Posted at 12:22 PM on March 24, 2009
by Sanden Totten
Sometimes it feels like newspapers and the music industry are neck and neck in a race to see which will die off first (go place your bets in the comment section). Well, after losing some ground to the papers last week, the music biz has caught back up.
A recent poll came out of Canada announcing that illegal song-snatching is now considered normal and not that immoral. Plus, according to Angus Reid Strategies, the firm behind the study, file sharing is growing in popularity across age ranges. Couple that with the death of SpiralFrog, a site that lets people download free tunes as long as they look at some ads while doing it, and you've got cultural critics saying it's over for the record industry.
Personally, I'm not that sentimental when it comes to big record companies. I've never enjoyed how they charge me twice as much to buy an album where my favorite bands sound half as good as they once did. But this recent news is a little unnerving. Since when did it become okay to openly steal? Newspapers are dying in part because they give their content away for free. Sure, it may be a mistake, but at least it's one they willingly made. The music industry has fought free music at every step. And as the survey says: "nearly 45% of respondents say those who use P2P and file sharing services to download music and movies are "just regular Internet users doing what people should be able to do on the Internet."
To me this sounds like entitlement. Like, if content exists and people want it, they deserve to get it for free. I don't mind if big businesses bite the dust over this, but the idea of a society where people feel they should get what they want, whenever they want, without dropping a dime or sit through an ad, scares me a little. And not just because I work in public radio.
The moral issue of piracy can only be addressed when all involved deal honestly. And it is not honest to refer to piracy as "stealing", as there is a huge difference between theft and copyright infringement. If I steal a loaf of bread from my friend, my friend no longer has that loaf of bread. If I make a copy of a CD that my friend owns, my friend still owns a CD.
Thomas Jefferson said it best: "He who receives an idea from me, receives instruction himself without lessening mine; as he who lights his taper at mine, receives light without darkening me. That ideas should freely spread from one to another over the globe, for the moral and mutual instruction of man, and improvement of his condition, seems to have been peculiarly and benevolently designed by nature, when she made them, like fire, expansible over all space, without lessening their density in any point, and like the air in which we breathe, move, and have our physical being, incapable of confinement or exclusive appropriation."
Great quote Frank.

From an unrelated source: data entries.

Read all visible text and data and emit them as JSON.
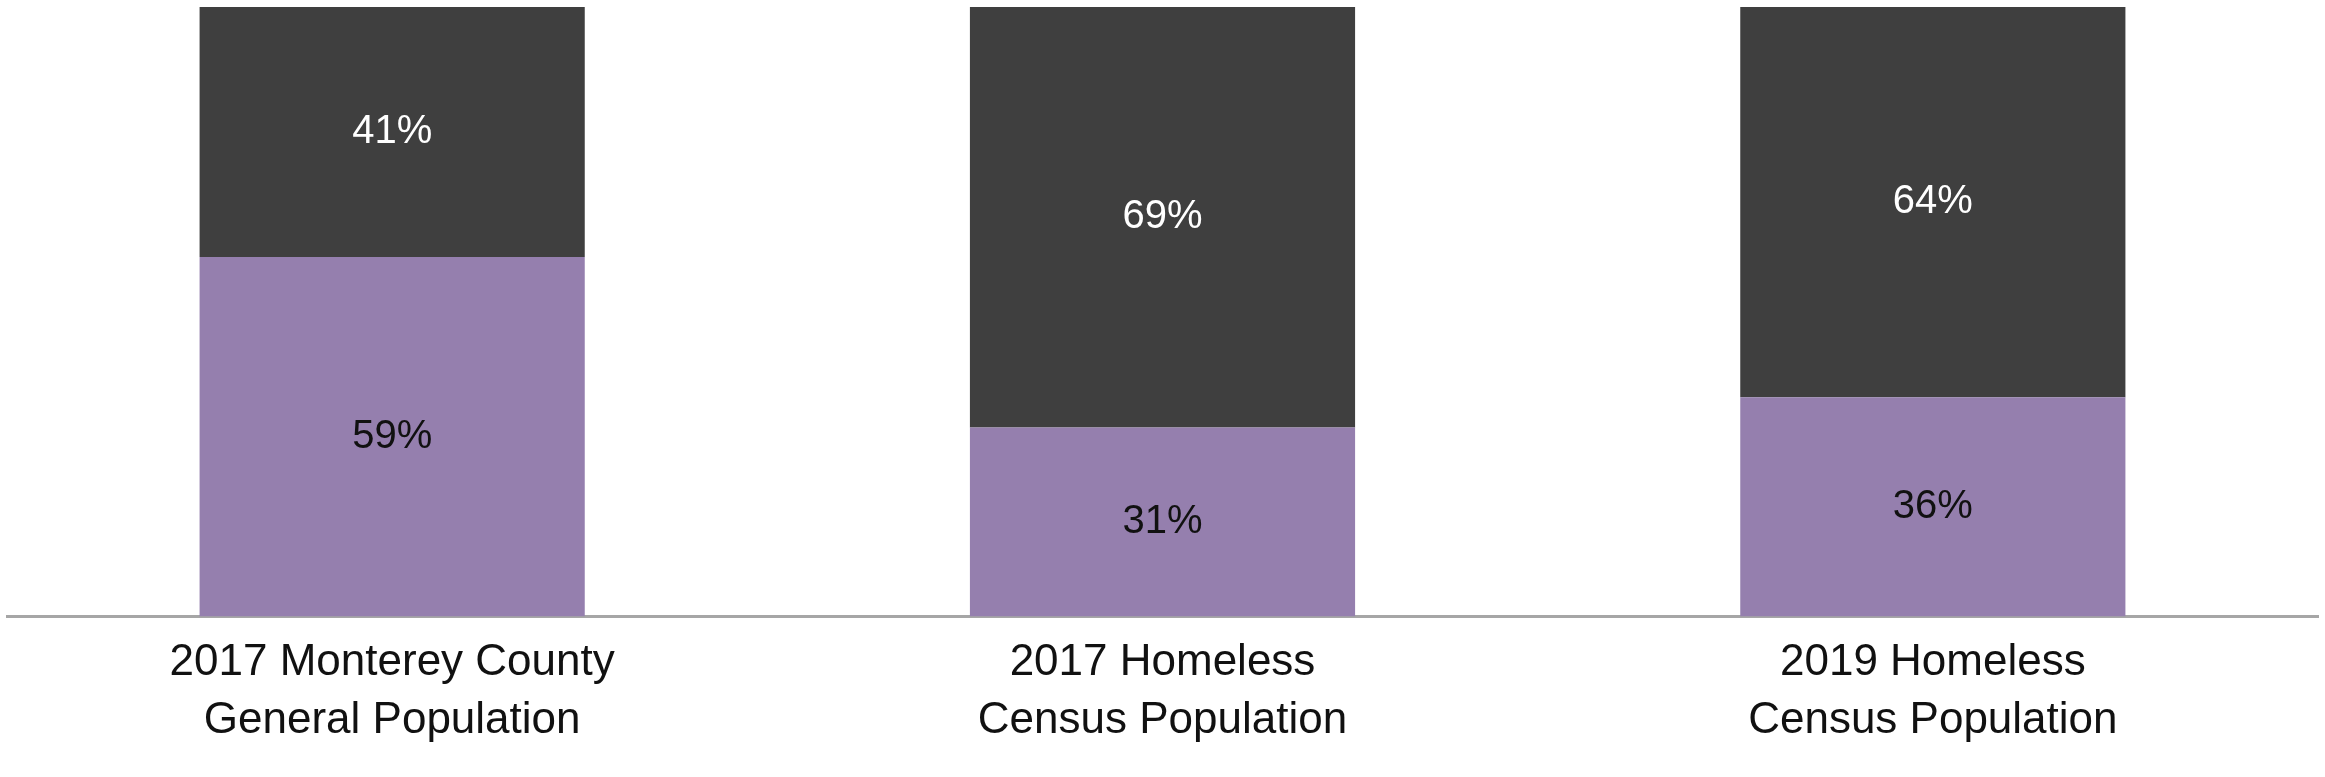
{
  "chart_data": {
    "type": "bar",
    "stacked": true,
    "categories": [
      "2017 Monterey County\nGeneral Population",
      "2017 Homeless\nCensus Population",
      "2019 Homeless\nCensus Population"
    ],
    "series": [
      {
        "color": "#957fae",
        "values": [
          59,
          31,
          36
        ],
        "value_labels": [
          "59%",
          "31%",
          "36%"
        ]
      },
      {
        "color": "#3f3f3f",
        "values": [
          41,
          69,
          64
        ],
        "value_labels": [
          "41%",
          "69%",
          "64%"
        ]
      }
    ],
    "tick_labels": "x",
    "legend": false
  }
}
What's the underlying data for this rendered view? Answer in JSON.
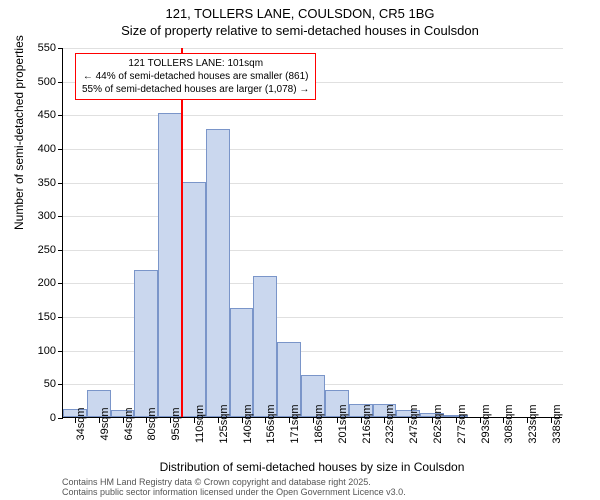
{
  "title": {
    "line1": "121, TOLLERS LANE, COULSDON, CR5 1BG",
    "line2": "Size of property relative to semi-detached houses in Coulsdon"
  },
  "chart": {
    "type": "histogram",
    "ylabel": "Number of semi-detached properties",
    "xlabel": "Distribution of semi-detached houses by size in Coulsdon",
    "ylim": [
      0,
      550
    ],
    "ytick_step": 50,
    "yticks": [
      0,
      50,
      100,
      150,
      200,
      250,
      300,
      350,
      400,
      450,
      500,
      550
    ],
    "xticks": [
      "34sqm",
      "49sqm",
      "64sqm",
      "80sqm",
      "95sqm",
      "110sqm",
      "125sqm",
      "140sqm",
      "156sqm",
      "171sqm",
      "186sqm",
      "201sqm",
      "216sqm",
      "232sqm",
      "247sqm",
      "262sqm",
      "277sqm",
      "293sqm",
      "308sqm",
      "323sqm",
      "338sqm"
    ],
    "bars": [
      12,
      40,
      10,
      218,
      452,
      350,
      428,
      162,
      210,
      112,
      62,
      40,
      20,
      20,
      10,
      6,
      3,
      0,
      0,
      0,
      0
    ],
    "bar_color": "#cad7ee",
    "bar_border_color": "#7a95c9",
    "background_color": "#ffffff",
    "grid_color": "#e0e0e0",
    "axis_color": "#000000",
    "marker": {
      "position_index": 4.45,
      "color": "#ff0000",
      "box": {
        "line1": "121 TOLLERS LANE: 101sqm",
        "line2": "← 44% of semi-detached houses are smaller (861)",
        "line3": "55% of semi-detached houses are larger (1,078) →"
      }
    }
  },
  "attribution": {
    "line1": "Contains HM Land Registry data © Crown copyright and database right 2025.",
    "line2": "Contains public sector information licensed under the Open Government Licence v3.0."
  }
}
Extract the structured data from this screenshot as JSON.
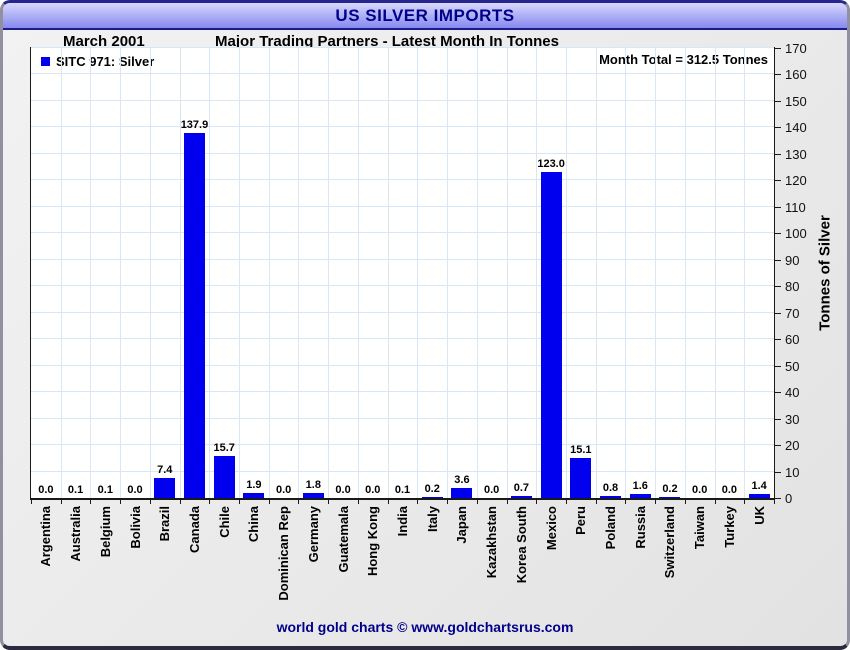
{
  "window": {
    "title": "US SILVER IMPORTS",
    "footer": "world gold charts © www.goldchartsrus.com"
  },
  "header": {
    "period": "March 2001",
    "subtitle": "Major Trading Partners - Latest Month In Tonnes"
  },
  "colors": {
    "bar": "#0000ee",
    "titlebar_text": "#00008b",
    "gridline": "#d9e6f3",
    "footer_text": "#00008b"
  },
  "chart_data": {
    "type": "bar",
    "title": "US SILVER IMPORTS",
    "subtitle": "Major Trading Partners - Latest Month In Tonnes",
    "period": "March 2001",
    "legend": "SITC 971: Silver",
    "annotation": "Month Total = 312.5 Tonnes",
    "ylabel": "Tonnes of Silver",
    "ylim": [
      0,
      170
    ],
    "ytick_step": 10,
    "grid": true,
    "legend_position": "top-left",
    "bar_color": "#0000ee",
    "categories": [
      "Argentina",
      "Australia",
      "Belgium",
      "Bolivia",
      "Brazil",
      "Canada",
      "Chile",
      "China",
      "Dominican Rep",
      "Germany",
      "Guatemala",
      "Hong Kong",
      "India",
      "Italy",
      "Japan",
      "Kazakhstan",
      "Korea South",
      "Mexico",
      "Peru",
      "Poland",
      "Russia",
      "Switzerland",
      "Taiwan",
      "Turkey",
      "UK"
    ],
    "values": [
      0.0,
      0.1,
      0.1,
      0.0,
      7.4,
      137.9,
      15.7,
      1.9,
      0.0,
      1.8,
      0.0,
      0.0,
      0.1,
      0.2,
      3.6,
      0.0,
      0.7,
      123.0,
      15.1,
      0.8,
      1.6,
      0.2,
      0.0,
      0.0,
      1.4
    ]
  }
}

Who'duv thunk Thomas Jefferson would speak so eloquently about an idea that seems even more relevant now . . .
Maybe stealing is the wrong word, but that's not what I'm concerned about. I agree in my gut with the idea that information should be shared, but I also know from working in the media, and specifically public media, that the creation of news and entertainment takes financial support.
What worries me is this growing sentiment that what people want they should get without having to pony up. Public radio wouldn't exist if everyone thought that way but I'm sure many people would agree, it's good that public radio is out there doing it's thing. However, if the idea I see in play behind file swapping does become dominant, are those same people going to think they should have to pay for other things they can get for free too? Or are they going to simply take what they can and say that it's someone elses problem.
I guess I just feel mixed on this topic. I like stuff being shared. I also feel bad that great media producers and news organizations are losing staff and resources not because people don't want the content, but because they have decided they don't want to pay for it. I just don't want the sense of responsibility we should have to support what we use and enjoy to decay because getting things at no trouble or cost becomes so acceptable.
Frank, you are splitting hairs with your distinction between theft and copyright infringement.
Let's say I make a music recording and sell it at a market stall. A certain number of people show up each day to buy my CDs, for which I charge $10 each. I have a business that is now worth, say, $1000, based on future revenues. I can realise that value at any time by selling on the rights to my music - it's real money.
Unfortunately one of my customers decides to copy my CD and sets up a stand next to me, charging $2 for CDs of my work. The price I can charge has effectively been pushed down much closer to $2. What do you think the chances are that my business is still worth $1000?
It's ridiculous to imply that no-one loses when someone distributes bootleg copies of my music: I lose the ability to charge for it. The more people legitimise the idea that that's OK, the more I lose, and this will probably wipe out almost entirely the value of what I own.